Lock Down an Account You Think Is Compromised
If you've already entered details on a scam page, act fast.
- 1.Change the affected account's password immediately.
- 2.Turn on two-factor or two-step verification.
- 3.For Google accounts, check for unsafe saved passwords at passwords.google.com and enable Safe Browsing Enhanced Protection in Chrome.
- 4.For Apple, change your password at account.apple.com and confirm two-factor authentication is on.
Frequently Asked Questions
Will a real company ever ask for my password by email?
No. Gmail, Yahoo, Apple, and Microsoft all state they will never ask for your password or personal and financial information by email. Any message that does is a scam.
The email passed authentication, so it's safe, right?
Not necessarily. Outlook's "via" tag means the sending domain is authenticated, not that the message is harmless; a domain can be authenticated and still be a spoof where the From address differs from the real sending domain. A "?" in the sender image only means Outlook couldn't verify the sender, so treat unauthenticated mail from unknown senders with caution.
If I report a message in Outlook, does that also block the sender?
No. Marking a message as phishing reports the sender but does not stop them from emailing you again. You have to add them to your blocked senders list separately.
How can I tell a real Apple receipt from a fake one?
A genuine receipt includes your current billing address, which scammers usually don't have, and you can confirm any charge against your real purchase history. Legitimate Apple emails never ask for your Social Security number, mother's maiden name, full credit card number, or the card's security code.
Where do I report phishing to authorities in the US and UK?
In the US, forward a phishing email to reportphishing@apwg.org, forward a phishing text to SPAM (7726), and report the attempt at ReportFraud.ftc.gov.
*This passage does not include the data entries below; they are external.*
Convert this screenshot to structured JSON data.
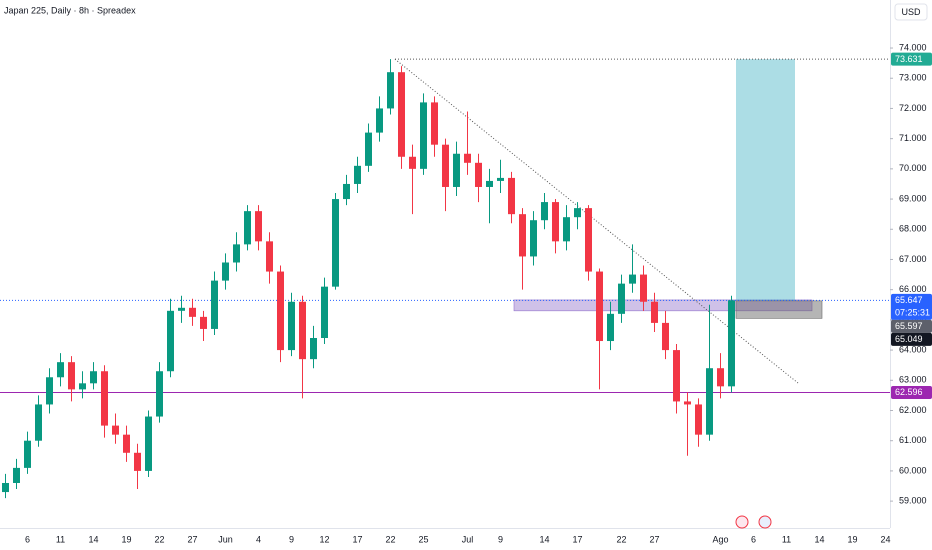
{
  "chart_data": {
    "type": "candlestick",
    "title": "Japan 225, Daily · 8h · Spreadex",
    "currency": "USD",
    "categories": [
      null,
      null,
      "6",
      null,
      null,
      "11",
      null,
      null,
      "14",
      null,
      null,
      "19",
      null,
      null,
      "22",
      null,
      null,
      "27",
      null,
      null,
      "Jun",
      null,
      null,
      "4",
      null,
      null,
      "9",
      null,
      null,
      "12",
      null,
      null,
      "17",
      null,
      null,
      "22",
      null,
      null,
      "25",
      null,
      null,
      null,
      "Jul",
      null,
      null,
      "9",
      null,
      null,
      null,
      "14",
      null,
      null,
      "17",
      null,
      null,
      null,
      "22",
      null,
      null,
      "27",
      null,
      null,
      null,
      null,
      null,
      "Ago",
      null,
      null,
      "6",
      null,
      null,
      "11",
      null,
      null,
      "14",
      null,
      null,
      "19",
      null,
      null,
      "24"
    ],
    "open": [
      59.3,
      59.6,
      60.1,
      61.0,
      62.2,
      63.1,
      63.6,
      62.7,
      62.9,
      63.3,
      61.5,
      61.2,
      60.6,
      60.0,
      61.8,
      63.3,
      65.3,
      65.4,
      65.1,
      64.7,
      66.3,
      66.9,
      67.5,
      68.6,
      67.6,
      66.6,
      64.0,
      65.6,
      63.7,
      64.4,
      66.1,
      69.0,
      69.5,
      70.1,
      71.2,
      72.0,
      73.2,
      70.4,
      70.0,
      72.2,
      70.8,
      69.4,
      70.5,
      70.2,
      69.4,
      69.6,
      69.7,
      68.5,
      67.1,
      68.3,
      68.9,
      67.6,
      68.4,
      68.7,
      66.6,
      64.3,
      65.2,
      66.2,
      66.5,
      65.6,
      64.9,
      64.0,
      62.3,
      62.2,
      61.2,
      63.4,
      62.8,
      null,
      null,
      null,
      null,
      null,
      null,
      null,
      null,
      null,
      null,
      null,
      null,
      null,
      null
    ],
    "high": [
      59.9,
      60.4,
      61.3,
      62.5,
      63.4,
      63.9,
      63.8,
      63.3,
      63.6,
      63.5,
      61.9,
      61.5,
      60.9,
      62.0,
      63.6,
      65.7,
      65.8,
      65.7,
      65.3,
      66.6,
      67.2,
      67.9,
      68.8,
      68.8,
      67.9,
      66.8,
      65.9,
      65.8,
      64.8,
      66.4,
      69.2,
      69.8,
      70.4,
      71.5,
      72.4,
      73.631,
      73.4,
      70.8,
      72.5,
      72.4,
      71.0,
      70.9,
      71.9,
      70.5,
      70.0,
      70.3,
      69.9,
      68.7,
      68.6,
      69.2,
      69.0,
      68.8,
      68.9,
      68.8,
      66.7,
      65.6,
      66.5,
      67.5,
      66.8,
      65.9,
      65.3,
      64.2,
      62.6,
      62.4,
      65.5,
      63.9,
      65.8,
      null,
      null,
      null,
      null,
      null,
      null,
      null,
      null,
      null,
      null,
      null,
      null,
      null,
      null
    ],
    "low": [
      59.1,
      59.4,
      59.9,
      60.8,
      61.9,
      62.8,
      62.3,
      62.4,
      62.7,
      61.1,
      60.9,
      60.3,
      59.4,
      59.8,
      61.6,
      63.1,
      64.9,
      64.8,
      64.3,
      64.5,
      66.0,
      66.6,
      67.3,
      67.3,
      66.2,
      63.6,
      63.8,
      62.4,
      63.4,
      64.2,
      66.0,
      68.8,
      69.2,
      69.9,
      70.9,
      71.8,
      70.0,
      68.5,
      69.8,
      70.4,
      68.6,
      69.1,
      69.8,
      68.9,
      68.2,
      69.2,
      68.2,
      66.0,
      66.8,
      68.0,
      67.2,
      67.3,
      68.0,
      66.3,
      62.7,
      64.0,
      64.9,
      65.9,
      65.3,
      64.6,
      63.7,
      61.9,
      60.5,
      60.8,
      61.0,
      62.4,
      62.6,
      null,
      null,
      null,
      null,
      null,
      null,
      null,
      null,
      null,
      null,
      null,
      null,
      null,
      null
    ],
    "close": [
      59.6,
      60.1,
      61.0,
      62.2,
      63.1,
      63.6,
      62.7,
      62.9,
      63.3,
      61.5,
      61.2,
      60.6,
      60.0,
      61.8,
      63.3,
      65.3,
      65.4,
      65.1,
      64.7,
      66.3,
      66.9,
      67.5,
      68.6,
      67.6,
      66.6,
      64.0,
      65.6,
      63.7,
      64.4,
      66.1,
      69.0,
      69.5,
      70.1,
      71.2,
      72.0,
      73.2,
      70.4,
      70.0,
      72.2,
      70.8,
      69.4,
      70.5,
      70.2,
      69.4,
      69.6,
      69.7,
      68.5,
      67.1,
      68.3,
      68.9,
      67.6,
      68.4,
      68.7,
      66.6,
      64.3,
      65.2,
      66.2,
      66.5,
      65.6,
      64.9,
      64.0,
      62.3,
      62.2,
      61.2,
      63.4,
      62.8,
      65.647,
      null,
      null,
      null,
      null,
      null,
      null,
      null,
      null,
      null,
      null,
      null,
      null,
      null,
      null
    ],
    "up_color": "#089981",
    "down_color": "#f23645",
    "ylim": [
      58.11,
      75.59
    ],
    "yticks": [
      {
        "value": 59,
        "label": "59.000"
      },
      {
        "value": 60,
        "label": "60.000"
      },
      {
        "value": 61,
        "label": "61.000"
      },
      {
        "value": 62,
        "label": "62.000"
      },
      {
        "value": 63,
        "label": "63.000"
      },
      {
        "value": 64,
        "label": "64.000"
      },
      {
        "value": 65,
        "label": "65.000"
      },
      {
        "value": 66,
        "label": "66.000"
      },
      {
        "value": 67,
        "label": "67.000"
      },
      {
        "value": 68,
        "label": "68.000"
      },
      {
        "value": 69,
        "label": "69.000"
      },
      {
        "value": 70,
        "label": "70.000"
      },
      {
        "value": 71,
        "label": "71.000"
      },
      {
        "value": 72,
        "label": "72.000"
      },
      {
        "value": 73,
        "label": "73.000"
      },
      {
        "value": 74,
        "label": "74.000"
      }
    ],
    "grid": false,
    "drawings": {
      "support_level": 62.596,
      "trendline": [
        73.631,
        62.91
      ],
      "top_level": 73.631,
      "zone": [
        65.3,
        65.66
      ],
      "position": {
        "target": 73.631,
        "entry": 65.63,
        "stop": 65.05
      }
    },
    "last_price": 65.647,
    "countdown": "07:25:31",
    "price_tags": [
      {
        "value": 73.631,
        "color": "#22ab94"
      },
      {
        "value": 65.647,
        "color": "#2962ff"
      },
      {
        "value": 65.597,
        "color": "#5d606b"
      },
      {
        "value": 65.049,
        "color": "#131722"
      },
      {
        "value": 62.596,
        "color": "#9c27b0"
      }
    ]
  }
}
In the UK, forward the email to report@phishing.gov.uk; you don't need to forward messages already sitting in your spam folder, and if you've lost money you can report it at reportfraud.police.uk or call 0300 123 2040.
Is it safe if a pop-up says I have a virus and gives a phone number to call?
No. Real Microsoft error messages never include a phone number, and Microsoft never cold-calls you. Those pop-ups, alarming sounds, and blocked screens are tech-support scams.